The hidden cost: What it’s really doing to your teams
Beyond the missed deadlines and budget overruns, change fatigue in MarTech has a deeper, more insidious cost.
Talent loss: Skilled people leave not because they can’t do the work - but because they’re sick of being ping-ponged between priorities that contradict each other.
Cultural cynicism: When every tech initiative is pitched as a “game changer,” nothing is. People stop caring, even about the good ideas.
Shadow systems: Teams build workaround tools and processes in spreadsheets or Notion docs because they’ve lost faith in the stack.
Brand risk: Fragmented data, disconnected journeys, and half-baked campaigns don’t just waste money - they corrode customer trust.
How to spot the signs of change fatigue (before it eats your strategy)
Team enthusiasm has flatlined – New initiative? Cue the blank stares.
Low tool adoption – You’re paying for licenses no one uses (and everyone resents).
Increased internal friction – Ops vs marketing vs sales vs IT: everyone blames everyone else.

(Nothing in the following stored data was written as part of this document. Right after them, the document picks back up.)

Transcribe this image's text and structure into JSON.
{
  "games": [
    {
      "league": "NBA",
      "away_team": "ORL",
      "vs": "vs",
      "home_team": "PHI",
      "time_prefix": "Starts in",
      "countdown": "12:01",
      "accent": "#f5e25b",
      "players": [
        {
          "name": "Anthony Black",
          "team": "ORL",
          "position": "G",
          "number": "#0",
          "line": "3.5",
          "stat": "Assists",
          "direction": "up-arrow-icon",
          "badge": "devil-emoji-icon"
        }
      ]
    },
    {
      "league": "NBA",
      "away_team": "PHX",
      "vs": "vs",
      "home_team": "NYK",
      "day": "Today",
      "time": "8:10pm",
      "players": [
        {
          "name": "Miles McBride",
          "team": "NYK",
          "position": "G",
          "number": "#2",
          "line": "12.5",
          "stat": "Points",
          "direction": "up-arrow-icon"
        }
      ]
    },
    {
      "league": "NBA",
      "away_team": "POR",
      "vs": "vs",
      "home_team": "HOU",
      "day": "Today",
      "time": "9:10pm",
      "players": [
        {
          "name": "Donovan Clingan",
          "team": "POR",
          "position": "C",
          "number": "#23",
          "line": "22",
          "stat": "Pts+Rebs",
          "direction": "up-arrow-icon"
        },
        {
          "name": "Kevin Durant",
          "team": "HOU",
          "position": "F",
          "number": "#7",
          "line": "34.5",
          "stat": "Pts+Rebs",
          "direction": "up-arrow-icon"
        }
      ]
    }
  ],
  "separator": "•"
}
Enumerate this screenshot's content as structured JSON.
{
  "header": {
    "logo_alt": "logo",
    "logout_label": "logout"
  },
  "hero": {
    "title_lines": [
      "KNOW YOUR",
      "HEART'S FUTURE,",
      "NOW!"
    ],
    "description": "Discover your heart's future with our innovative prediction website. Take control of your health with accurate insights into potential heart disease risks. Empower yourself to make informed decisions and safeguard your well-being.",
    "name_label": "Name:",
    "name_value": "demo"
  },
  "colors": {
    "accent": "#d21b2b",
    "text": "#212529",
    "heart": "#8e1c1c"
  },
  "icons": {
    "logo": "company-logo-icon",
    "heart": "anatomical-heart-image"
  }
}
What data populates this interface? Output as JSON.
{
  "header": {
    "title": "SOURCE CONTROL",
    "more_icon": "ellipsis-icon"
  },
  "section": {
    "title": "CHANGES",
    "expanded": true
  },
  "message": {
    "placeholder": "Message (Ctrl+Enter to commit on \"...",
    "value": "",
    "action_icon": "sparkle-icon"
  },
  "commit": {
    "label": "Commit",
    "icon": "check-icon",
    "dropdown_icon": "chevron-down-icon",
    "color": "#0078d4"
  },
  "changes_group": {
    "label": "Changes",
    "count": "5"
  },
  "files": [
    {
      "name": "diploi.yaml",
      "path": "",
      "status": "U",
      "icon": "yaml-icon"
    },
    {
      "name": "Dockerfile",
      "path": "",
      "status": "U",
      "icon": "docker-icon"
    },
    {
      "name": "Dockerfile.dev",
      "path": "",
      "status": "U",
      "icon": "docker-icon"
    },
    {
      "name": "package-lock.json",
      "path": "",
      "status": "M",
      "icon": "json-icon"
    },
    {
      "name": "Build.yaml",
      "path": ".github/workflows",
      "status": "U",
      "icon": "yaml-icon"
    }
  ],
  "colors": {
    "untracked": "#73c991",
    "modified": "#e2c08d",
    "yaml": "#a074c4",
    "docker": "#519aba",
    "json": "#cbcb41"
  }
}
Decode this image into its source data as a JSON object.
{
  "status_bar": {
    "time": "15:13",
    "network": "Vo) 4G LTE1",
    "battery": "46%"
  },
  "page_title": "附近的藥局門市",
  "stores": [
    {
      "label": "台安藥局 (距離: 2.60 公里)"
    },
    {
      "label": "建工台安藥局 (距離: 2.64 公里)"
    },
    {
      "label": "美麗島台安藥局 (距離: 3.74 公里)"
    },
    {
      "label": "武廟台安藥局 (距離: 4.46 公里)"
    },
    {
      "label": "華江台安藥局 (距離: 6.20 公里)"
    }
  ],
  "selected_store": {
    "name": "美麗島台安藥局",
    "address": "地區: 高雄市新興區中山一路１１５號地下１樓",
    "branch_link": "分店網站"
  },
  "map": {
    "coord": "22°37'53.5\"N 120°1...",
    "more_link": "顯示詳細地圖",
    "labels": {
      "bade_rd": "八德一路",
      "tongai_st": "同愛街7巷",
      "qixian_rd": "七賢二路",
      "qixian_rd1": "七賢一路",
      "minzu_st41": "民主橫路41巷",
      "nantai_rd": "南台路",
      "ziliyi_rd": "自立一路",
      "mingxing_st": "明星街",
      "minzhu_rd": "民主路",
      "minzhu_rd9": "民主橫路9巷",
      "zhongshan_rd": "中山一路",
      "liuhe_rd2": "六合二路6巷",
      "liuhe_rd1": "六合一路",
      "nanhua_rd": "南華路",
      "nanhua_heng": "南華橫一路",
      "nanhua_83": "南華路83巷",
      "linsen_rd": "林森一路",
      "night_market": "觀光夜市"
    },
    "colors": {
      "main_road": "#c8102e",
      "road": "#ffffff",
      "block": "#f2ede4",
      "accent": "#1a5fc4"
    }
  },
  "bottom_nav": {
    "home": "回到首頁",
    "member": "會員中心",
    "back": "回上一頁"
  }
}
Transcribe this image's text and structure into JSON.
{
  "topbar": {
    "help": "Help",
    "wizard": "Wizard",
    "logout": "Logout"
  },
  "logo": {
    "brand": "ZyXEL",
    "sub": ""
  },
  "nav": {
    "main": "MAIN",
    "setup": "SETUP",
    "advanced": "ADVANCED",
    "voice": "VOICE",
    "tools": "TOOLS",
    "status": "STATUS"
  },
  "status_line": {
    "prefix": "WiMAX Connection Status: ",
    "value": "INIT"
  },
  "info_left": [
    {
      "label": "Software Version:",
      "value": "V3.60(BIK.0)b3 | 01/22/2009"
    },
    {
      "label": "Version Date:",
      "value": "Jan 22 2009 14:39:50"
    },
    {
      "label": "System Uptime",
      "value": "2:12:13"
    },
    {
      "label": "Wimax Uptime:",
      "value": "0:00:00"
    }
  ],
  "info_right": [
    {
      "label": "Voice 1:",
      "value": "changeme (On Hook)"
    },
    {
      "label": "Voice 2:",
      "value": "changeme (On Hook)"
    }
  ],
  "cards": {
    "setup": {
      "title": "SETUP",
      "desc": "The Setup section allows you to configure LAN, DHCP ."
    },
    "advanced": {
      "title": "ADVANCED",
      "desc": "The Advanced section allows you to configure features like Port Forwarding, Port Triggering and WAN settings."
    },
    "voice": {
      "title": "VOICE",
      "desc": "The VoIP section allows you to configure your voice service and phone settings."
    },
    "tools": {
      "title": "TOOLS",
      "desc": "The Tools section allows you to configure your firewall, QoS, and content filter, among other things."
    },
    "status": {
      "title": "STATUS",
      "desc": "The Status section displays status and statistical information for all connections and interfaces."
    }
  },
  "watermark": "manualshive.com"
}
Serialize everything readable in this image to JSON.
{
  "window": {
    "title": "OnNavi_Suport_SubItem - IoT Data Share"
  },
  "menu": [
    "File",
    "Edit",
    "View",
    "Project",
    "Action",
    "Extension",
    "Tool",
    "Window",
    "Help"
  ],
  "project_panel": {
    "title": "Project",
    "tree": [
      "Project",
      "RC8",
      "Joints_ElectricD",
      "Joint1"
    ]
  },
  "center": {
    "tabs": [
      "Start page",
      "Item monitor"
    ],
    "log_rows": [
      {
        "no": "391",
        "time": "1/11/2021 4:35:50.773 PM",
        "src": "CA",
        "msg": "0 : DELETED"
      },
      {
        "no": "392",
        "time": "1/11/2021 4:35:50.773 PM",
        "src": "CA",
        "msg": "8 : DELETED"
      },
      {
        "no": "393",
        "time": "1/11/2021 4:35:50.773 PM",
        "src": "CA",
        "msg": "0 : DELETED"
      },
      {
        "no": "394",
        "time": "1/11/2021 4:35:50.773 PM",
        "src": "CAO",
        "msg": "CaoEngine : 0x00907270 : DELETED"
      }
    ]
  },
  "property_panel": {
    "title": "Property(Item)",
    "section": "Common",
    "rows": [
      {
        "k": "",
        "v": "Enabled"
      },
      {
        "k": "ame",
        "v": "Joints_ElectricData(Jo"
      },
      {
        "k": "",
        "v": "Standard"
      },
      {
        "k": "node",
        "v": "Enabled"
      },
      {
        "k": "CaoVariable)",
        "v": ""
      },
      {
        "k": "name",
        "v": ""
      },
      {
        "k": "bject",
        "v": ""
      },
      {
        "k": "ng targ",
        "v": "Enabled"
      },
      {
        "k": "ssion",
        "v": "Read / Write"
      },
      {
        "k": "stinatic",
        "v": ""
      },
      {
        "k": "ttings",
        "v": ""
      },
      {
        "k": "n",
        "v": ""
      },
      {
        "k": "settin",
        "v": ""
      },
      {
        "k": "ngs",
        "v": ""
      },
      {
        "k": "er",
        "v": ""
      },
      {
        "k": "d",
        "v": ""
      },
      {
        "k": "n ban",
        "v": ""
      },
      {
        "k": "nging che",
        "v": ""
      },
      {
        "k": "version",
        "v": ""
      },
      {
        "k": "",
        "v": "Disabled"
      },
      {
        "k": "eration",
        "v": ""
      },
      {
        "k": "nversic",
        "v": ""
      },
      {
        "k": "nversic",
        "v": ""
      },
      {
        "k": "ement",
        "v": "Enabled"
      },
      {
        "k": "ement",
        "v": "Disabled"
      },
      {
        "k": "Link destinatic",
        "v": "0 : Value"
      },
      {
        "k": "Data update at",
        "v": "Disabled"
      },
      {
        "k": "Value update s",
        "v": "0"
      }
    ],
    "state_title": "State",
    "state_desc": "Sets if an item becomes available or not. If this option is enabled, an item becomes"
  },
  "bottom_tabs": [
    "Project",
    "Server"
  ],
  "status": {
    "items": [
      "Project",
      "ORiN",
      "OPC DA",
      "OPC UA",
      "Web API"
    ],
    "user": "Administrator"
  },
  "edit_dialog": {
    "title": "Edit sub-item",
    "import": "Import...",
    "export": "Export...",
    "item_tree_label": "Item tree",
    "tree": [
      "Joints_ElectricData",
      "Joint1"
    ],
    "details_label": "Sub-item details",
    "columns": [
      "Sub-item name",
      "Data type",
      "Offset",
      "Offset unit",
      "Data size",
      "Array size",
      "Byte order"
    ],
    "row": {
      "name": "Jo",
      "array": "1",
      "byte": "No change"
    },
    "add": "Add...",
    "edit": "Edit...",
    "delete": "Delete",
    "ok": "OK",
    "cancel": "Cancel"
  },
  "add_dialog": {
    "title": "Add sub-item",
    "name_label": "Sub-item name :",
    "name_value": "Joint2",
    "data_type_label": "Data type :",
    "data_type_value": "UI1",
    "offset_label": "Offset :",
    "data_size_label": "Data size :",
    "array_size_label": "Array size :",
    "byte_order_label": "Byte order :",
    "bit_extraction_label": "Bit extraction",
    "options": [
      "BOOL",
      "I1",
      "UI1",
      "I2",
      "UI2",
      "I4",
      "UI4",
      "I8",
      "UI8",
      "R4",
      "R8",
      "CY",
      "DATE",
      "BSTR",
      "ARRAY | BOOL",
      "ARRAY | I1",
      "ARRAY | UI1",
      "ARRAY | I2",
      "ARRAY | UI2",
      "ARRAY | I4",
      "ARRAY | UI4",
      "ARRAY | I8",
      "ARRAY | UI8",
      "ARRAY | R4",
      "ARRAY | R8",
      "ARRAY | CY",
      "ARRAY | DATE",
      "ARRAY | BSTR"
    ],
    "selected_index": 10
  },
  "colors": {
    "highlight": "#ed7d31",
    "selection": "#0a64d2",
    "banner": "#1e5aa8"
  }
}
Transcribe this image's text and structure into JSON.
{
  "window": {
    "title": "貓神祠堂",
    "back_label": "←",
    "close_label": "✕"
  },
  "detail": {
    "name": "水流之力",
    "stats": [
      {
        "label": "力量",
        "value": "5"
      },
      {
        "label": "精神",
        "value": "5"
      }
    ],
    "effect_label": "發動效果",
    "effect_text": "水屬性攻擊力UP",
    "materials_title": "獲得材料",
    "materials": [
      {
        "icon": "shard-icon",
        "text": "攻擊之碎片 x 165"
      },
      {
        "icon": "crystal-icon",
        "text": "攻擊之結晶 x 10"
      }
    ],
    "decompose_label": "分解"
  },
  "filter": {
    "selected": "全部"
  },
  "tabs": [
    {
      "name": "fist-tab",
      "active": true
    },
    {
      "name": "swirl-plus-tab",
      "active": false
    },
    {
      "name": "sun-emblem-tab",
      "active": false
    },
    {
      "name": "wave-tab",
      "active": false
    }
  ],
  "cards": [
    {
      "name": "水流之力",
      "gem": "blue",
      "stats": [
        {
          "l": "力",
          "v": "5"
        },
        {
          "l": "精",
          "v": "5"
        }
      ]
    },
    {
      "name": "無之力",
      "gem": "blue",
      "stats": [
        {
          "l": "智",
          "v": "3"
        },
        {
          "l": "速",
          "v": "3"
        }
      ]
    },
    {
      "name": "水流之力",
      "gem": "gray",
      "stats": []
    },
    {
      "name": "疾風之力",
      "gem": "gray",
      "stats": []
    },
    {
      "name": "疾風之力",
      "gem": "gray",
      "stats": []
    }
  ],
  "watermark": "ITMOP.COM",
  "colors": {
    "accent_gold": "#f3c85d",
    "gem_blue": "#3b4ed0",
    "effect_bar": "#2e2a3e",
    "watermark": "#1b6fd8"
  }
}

Micromanagement creeping in – Because no one trusts the process anymore.
Over-reliance on external vendors – Not because it’s strategic, but because the team is tapped out.
So what the hell do you do about it?
Let’s get real: you can’t stop change. But you can manage the velocity, the volume, and most importantly, the human impact.
Here’s how:
1. Audit before adding
Before introducing any new tech, ask: what’s the business problem? If it’s not clearly articulated - and agreed upon cross-functionally - park it. Tech for tech’s sake is the enemy.
2. Create a MarTech change council
No, not another committee that meets twice then disappears. A real task force with teeth - cross-functional, empowered, and focused solely on evaluating, sequencing, and communicating MarTech changes.
3. Align change with capacity
Roadmaps are only useful if they reflect reality. If your team is already maxed out integrating that CDP, don’t layer on a new personalisation engine. Prioritise ruthlessly. Sequence sensibly.
4. Communicate like it’s your job
Because it is. Change fatigue is often a result of poor communication. Treat every MarTech shift like a mini product launch - with messaging, enablement, training, and a damn good reason “why.”
5. Measure adoption, not just deployment
Stop patting yourself on the back for “going live.” Track actual usage, team sentiment, and business outcomes. Celebrate meaningful adoption - not checkbox delivery.
6. Give people space to recover
If you just finished a big platform rollout, don’t start the next one immediately. Let your team digest, reflect, and stabilize. Recovery is part of the process.
Final thought: not all change is progress
In B2B Marketing Operations, we’re supposed to be the adults in the room - the calm heads who bridge ambition and execution. But we’re also human. And if your team is burned out, you don’t need another innovation. You need a pause.
Change fatigue isn’t a weakness. It’s a signal. Listen to it, and you’ll lead more effectively than any AI tool ever could.